Montag, 5. September 2016

[Rezension] Die Brücke der Gezeiten - Am Ende des Friedens



Die Mondflut wirft ihre Schatten voraus, als drei Menschen verzweifelt mit ihrem Schicksal ringen: Ein gescheiterter Magier auf der Suche nach der Wahrheit, eine junge Frau, die sich zwischen ihren mächtigen Ehemann und ihren Liebhaber stellt, und eine einstige Attentäterin, die ihr Leben riskiert, als sie sich gegen ihren Auftraggeber wendet. Ohne es zu wissen, lenken diese drei Menschen die Geschicke ihrer Welt. Und als sich die Mondflutbrücke schließlich aus den Fluten erhebt, wird ihr leben nie mehr sein wie zuvor...

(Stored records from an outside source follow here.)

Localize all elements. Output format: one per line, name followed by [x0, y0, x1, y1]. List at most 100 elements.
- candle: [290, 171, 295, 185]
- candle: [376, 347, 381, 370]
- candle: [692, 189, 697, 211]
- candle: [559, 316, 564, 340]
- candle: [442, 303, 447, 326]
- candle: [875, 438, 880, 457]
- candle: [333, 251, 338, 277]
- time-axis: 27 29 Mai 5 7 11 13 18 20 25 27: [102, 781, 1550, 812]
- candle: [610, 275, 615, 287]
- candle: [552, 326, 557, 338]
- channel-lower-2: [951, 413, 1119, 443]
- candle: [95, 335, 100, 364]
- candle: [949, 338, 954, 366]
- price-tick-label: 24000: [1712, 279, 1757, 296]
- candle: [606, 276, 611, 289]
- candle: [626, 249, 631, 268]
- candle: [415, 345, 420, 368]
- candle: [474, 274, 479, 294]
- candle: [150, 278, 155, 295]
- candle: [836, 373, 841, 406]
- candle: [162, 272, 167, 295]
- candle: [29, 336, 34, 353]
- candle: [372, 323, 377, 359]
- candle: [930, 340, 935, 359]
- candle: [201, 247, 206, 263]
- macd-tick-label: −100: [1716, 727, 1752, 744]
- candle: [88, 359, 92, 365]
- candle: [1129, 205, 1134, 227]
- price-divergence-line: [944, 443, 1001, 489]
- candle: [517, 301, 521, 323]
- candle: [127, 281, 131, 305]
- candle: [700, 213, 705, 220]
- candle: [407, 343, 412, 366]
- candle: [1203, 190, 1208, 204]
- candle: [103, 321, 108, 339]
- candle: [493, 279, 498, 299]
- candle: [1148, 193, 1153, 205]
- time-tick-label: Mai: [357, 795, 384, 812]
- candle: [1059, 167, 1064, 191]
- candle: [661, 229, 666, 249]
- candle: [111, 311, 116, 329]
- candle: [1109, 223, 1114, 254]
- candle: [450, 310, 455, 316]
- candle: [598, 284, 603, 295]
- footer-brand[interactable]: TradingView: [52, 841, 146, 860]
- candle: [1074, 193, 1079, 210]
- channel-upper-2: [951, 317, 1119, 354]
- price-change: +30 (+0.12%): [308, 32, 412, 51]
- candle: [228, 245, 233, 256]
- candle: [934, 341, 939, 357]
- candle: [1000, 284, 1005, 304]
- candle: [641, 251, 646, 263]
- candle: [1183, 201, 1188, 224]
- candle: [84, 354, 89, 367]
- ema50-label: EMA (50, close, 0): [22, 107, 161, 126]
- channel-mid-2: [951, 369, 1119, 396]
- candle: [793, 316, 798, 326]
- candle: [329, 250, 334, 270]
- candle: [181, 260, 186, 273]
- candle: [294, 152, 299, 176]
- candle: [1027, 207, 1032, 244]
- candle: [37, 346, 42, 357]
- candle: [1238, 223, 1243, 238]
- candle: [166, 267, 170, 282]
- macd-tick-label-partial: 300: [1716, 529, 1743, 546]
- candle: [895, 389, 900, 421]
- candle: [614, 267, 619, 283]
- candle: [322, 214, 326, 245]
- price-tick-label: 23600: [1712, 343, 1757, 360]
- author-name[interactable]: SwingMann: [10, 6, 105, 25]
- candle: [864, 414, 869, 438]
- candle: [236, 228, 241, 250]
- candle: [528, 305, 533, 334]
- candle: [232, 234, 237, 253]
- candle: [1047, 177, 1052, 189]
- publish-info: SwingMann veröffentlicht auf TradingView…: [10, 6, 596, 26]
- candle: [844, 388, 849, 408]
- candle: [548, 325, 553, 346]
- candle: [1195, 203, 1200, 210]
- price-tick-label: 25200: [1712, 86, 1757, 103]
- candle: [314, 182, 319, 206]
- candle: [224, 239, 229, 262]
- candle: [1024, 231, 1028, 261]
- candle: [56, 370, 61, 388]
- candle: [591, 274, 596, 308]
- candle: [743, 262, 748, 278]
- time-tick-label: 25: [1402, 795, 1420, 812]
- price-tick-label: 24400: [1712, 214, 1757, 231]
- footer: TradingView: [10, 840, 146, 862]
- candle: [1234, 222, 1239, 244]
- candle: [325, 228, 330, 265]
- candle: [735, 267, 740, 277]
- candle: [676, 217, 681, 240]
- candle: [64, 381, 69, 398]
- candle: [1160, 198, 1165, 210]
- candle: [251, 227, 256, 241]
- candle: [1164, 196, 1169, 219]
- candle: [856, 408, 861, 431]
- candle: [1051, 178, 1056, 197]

Nachdem mir der erste Band der Reihe ganz gut gefallen hat, wollte ich zeitnah Band zwei ebenfalls lesen, solange ich noch alle wichtigen Details im Hinterkopf habe. Die Geschichte geht genauso komplex weiter wie sie beginnt, weshalb ich davon abraten würde zu lange Pausen zwischen den Bänden zu lassen, man vergisst einfach mit der Zeit zu viele kleine Begebenheiten die eine große Rolle spielen. 
Zu Beginn fasst David Hair in zwei kurzen Abschnitten noch einmal die wichtigsten Daten aus dem Reihenauftakt zusammen. Dadurch hat man noch einmal alles Wichtige auf einen Blick und der Wiedereinstieg in die Geschichte fiel mir zudem auch leichter. 
Während die Charaktere mehr Tiefe erhalten und greifbarer werden, so kann mich das Setting immer noch nicht komplett überzeugen. Zwar gefällt mir die komplex und detailreich, aufgebaute Welt, allerdings ist sie mir ein wenig zu sehr an die unsrige angelehnt. Hier würde ich mir mehr fantastische Elemente wünschen. 
Die Geschichte selbst wird wieder aus der Perspektive der drei Hauptfiguren geschildert, wobei ich die Szenen rund um Alaron am interessantesten finde. Die Handlung rund um Remita zieht sich meiner Meinung nach manchmal ein bisschen zu sehr, ebenso wie die Ereignisse rund um Elena. 
Aufgrund einiger Wendungen bin ich schon gespannt wie die Reihe mit dem dritten Band weitergehen wird. Ich hoffe sehr, dass man dann auch näher erfährt wie das Schicksal der Protagonisten miteinander verknüpft ist. 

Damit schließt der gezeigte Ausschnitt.